Neighborhoods across Chicago will be closing off streets for bars and restaurants to open for patio dining.
While the city has rolled back on indoor seating at bars and restaurants, Chicago will continue with its Make Way For Diners program in a further effort to help struggling local bars and restaurants to recoup revenue lost over the past months.
In late May, the city announced that it would be shutting off six streets at certain hours to allow bars and restaurants open for patio dining; however, it wasn’t until mid June that the city launched the first phase of the program, Make Way for Diners, in Lakeview but shutting off Broadview Street from through traffic so that customers could dine al fresco while abiding by necessary social distancing regulations.
“The expanded outdoor dining program will close streets and utilize the public way to allow local businesses to establish operations outdoors. The City worked in close coordination with local Aldermen, businesses and chambers of commerce to tailor operations of the expansion to best meet the needs of businesses,” read a press release from Mayor Lori Lightfoot’s office.

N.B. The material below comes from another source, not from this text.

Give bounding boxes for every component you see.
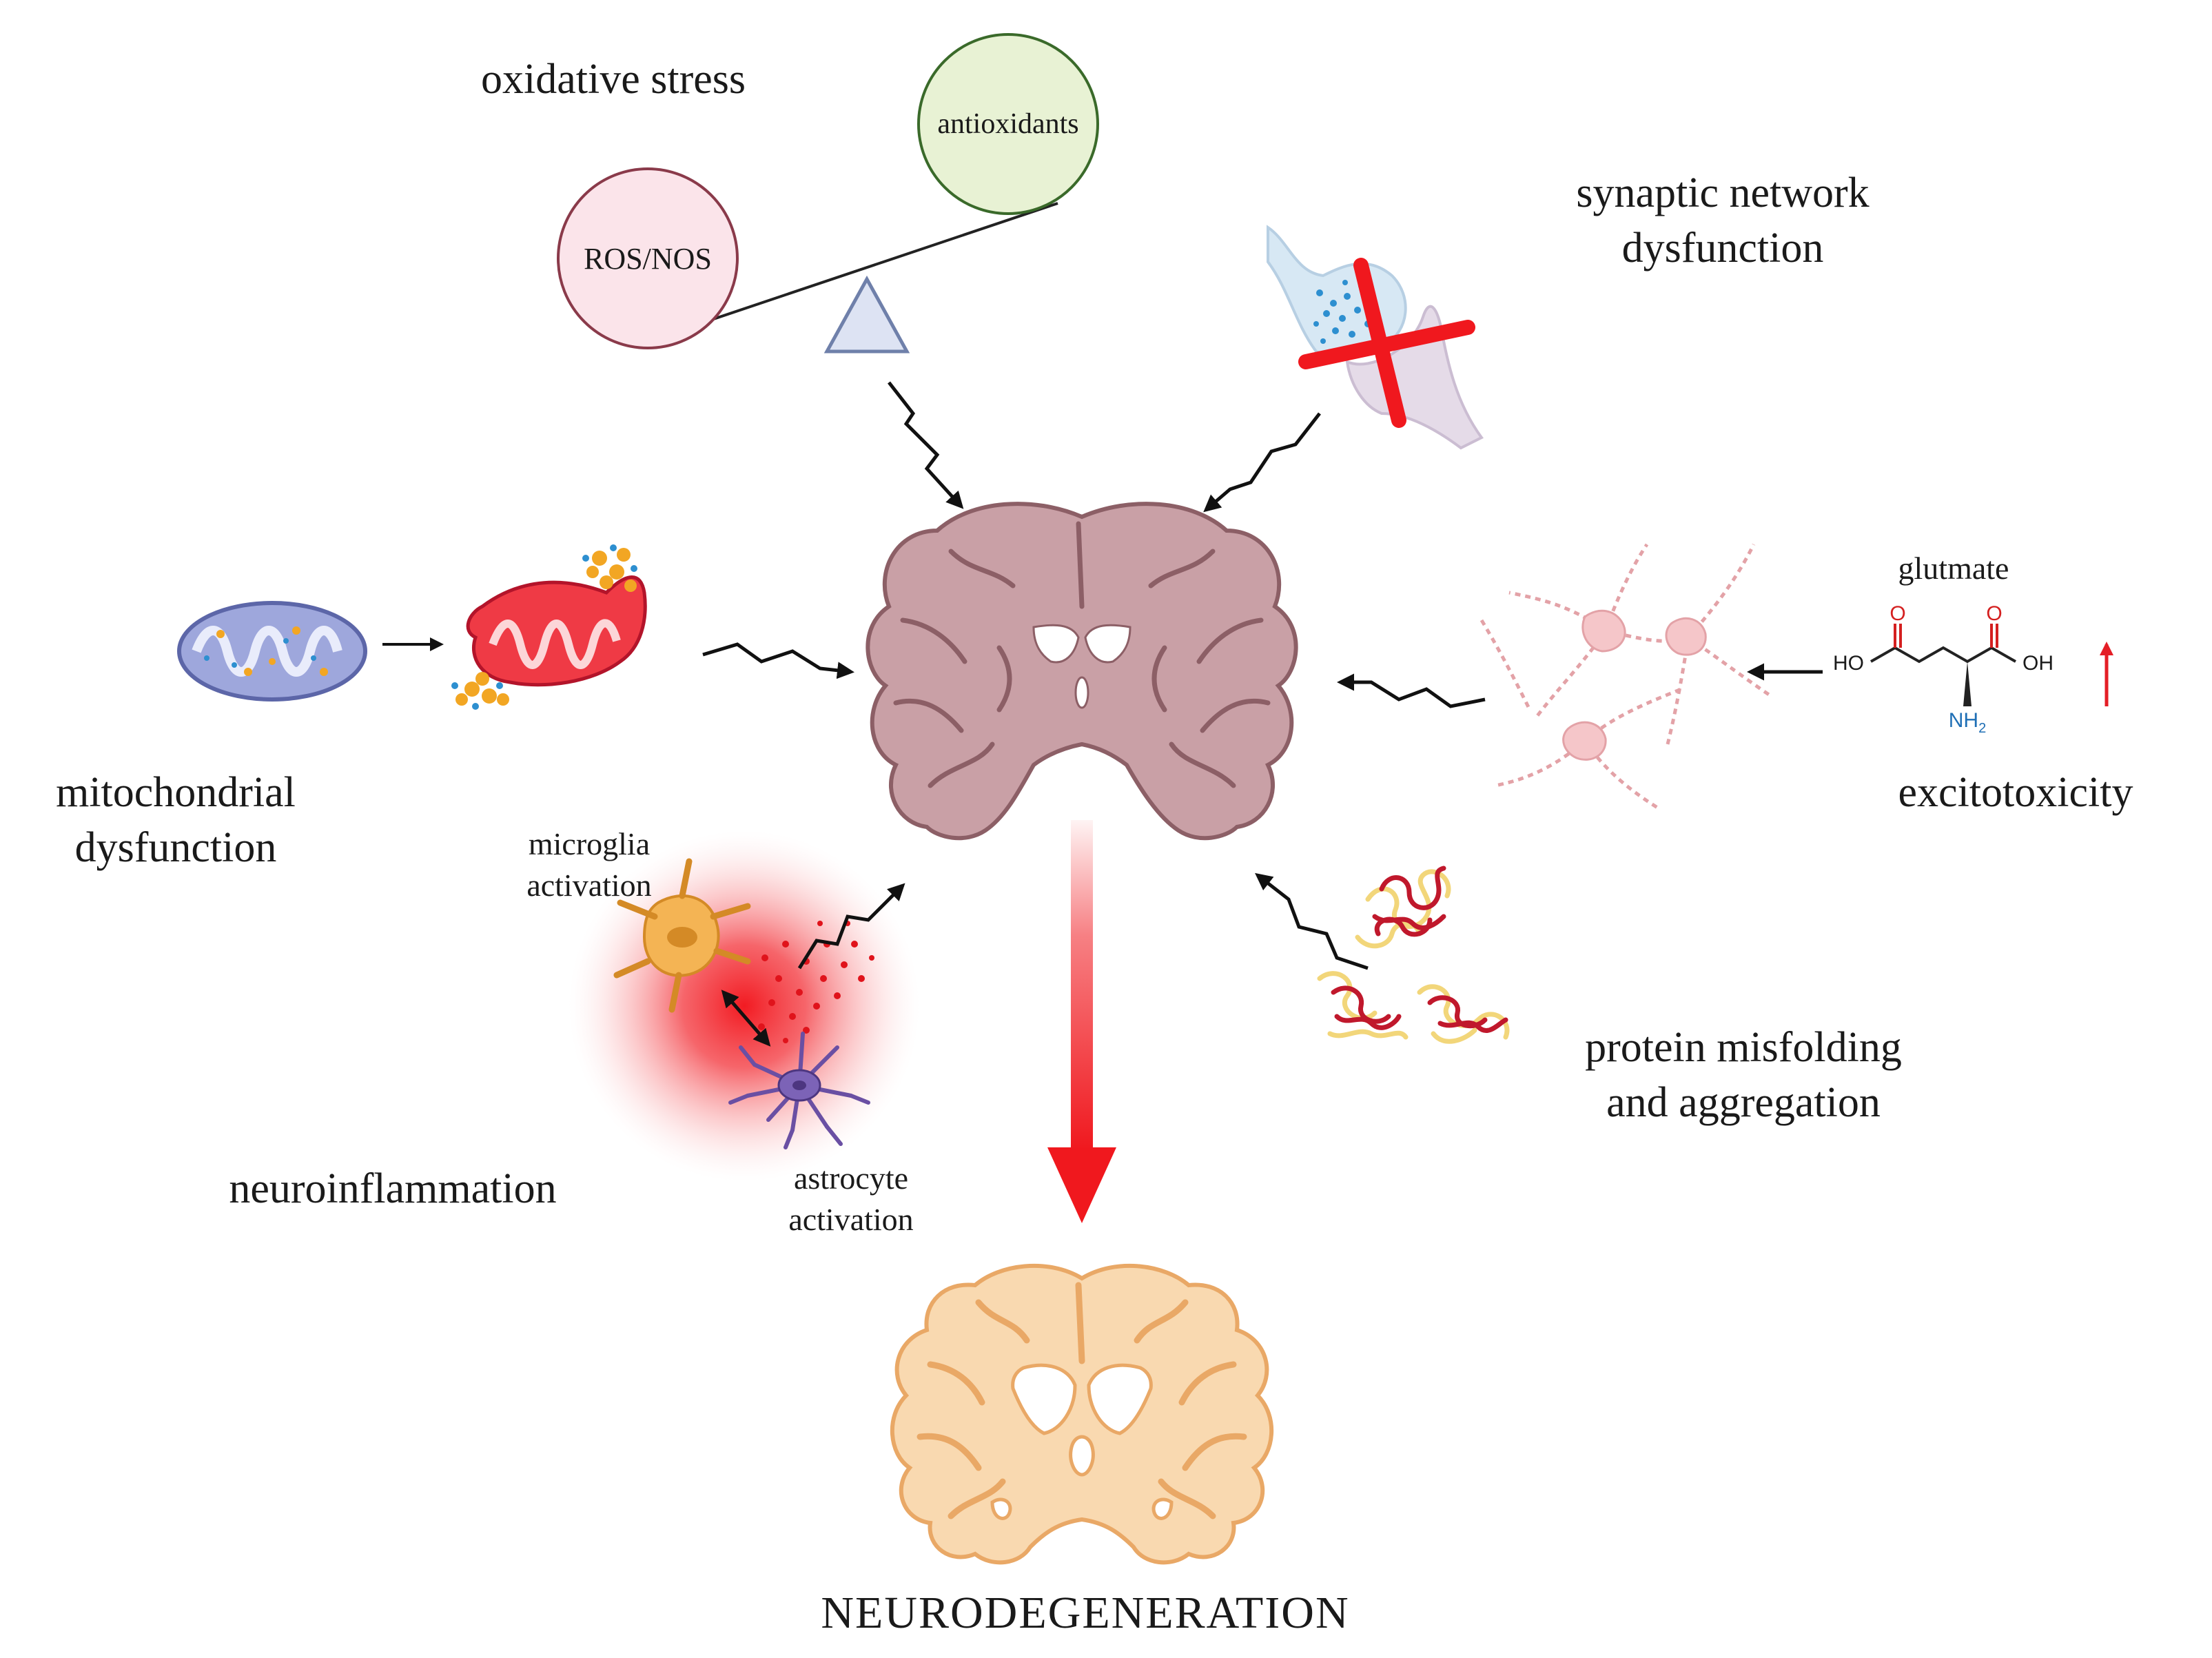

Since then the program has expanded to include 14 streets across the City of Chicago. Those streets to be closed off this weekend include:
- Balmoral Street – reserved on both sides of North Clark
- Bellevue Place — reserved from State to Rush Street
- Chinatown Square – adjacent to Archer Avenue from Wentworth to Princeton
- Division Street — reserved from Dearborn to State
- Laflin Street — reserved from north Taylor to south Taylor
- North Lincoln Avenue — reserved from Wrightwood Avenue to Fullerton Avenue
- Oliphant Avenue – reserved from Northwest Highway to the first alley to the North
- Randolph Street — reserved from expressway to North Elizabeth Street
- Rush Street — reserved from Oak Street to Cedar Street
- South Oakley Avenue — reserved from West 24th Place to West 24th Street
- Taylor Street – reserved from Loomis to Ashland
- Wellington Avenue — reserved from West Lakeview to west Southport
- West Cornelia Avenue — reserved from East of Southport Avenue to nearest alley
- 75th Street – sidewalk dining areas from Indiana to Calumet
Furthermore, the city has granted businesses permission to utilize 30 parking lots for the same purpose. The permits granted by the city are effective immediately, and will remain in place for up to 180 days.
“We are thrilled to be taking this exciting next step in Chicago’s outdoor dining program following the emphatic success of our initial three pilot streets,” Lightfoot said.
“Our city’s small and local businesses make up the fabric of our beloved neighborhoods, as well as represent the backbone of our economy, and thanks to this program, many of them will be able to safely welcome more customers, bring employees back to work, and recover from the shock of the COVID-19 crisis.”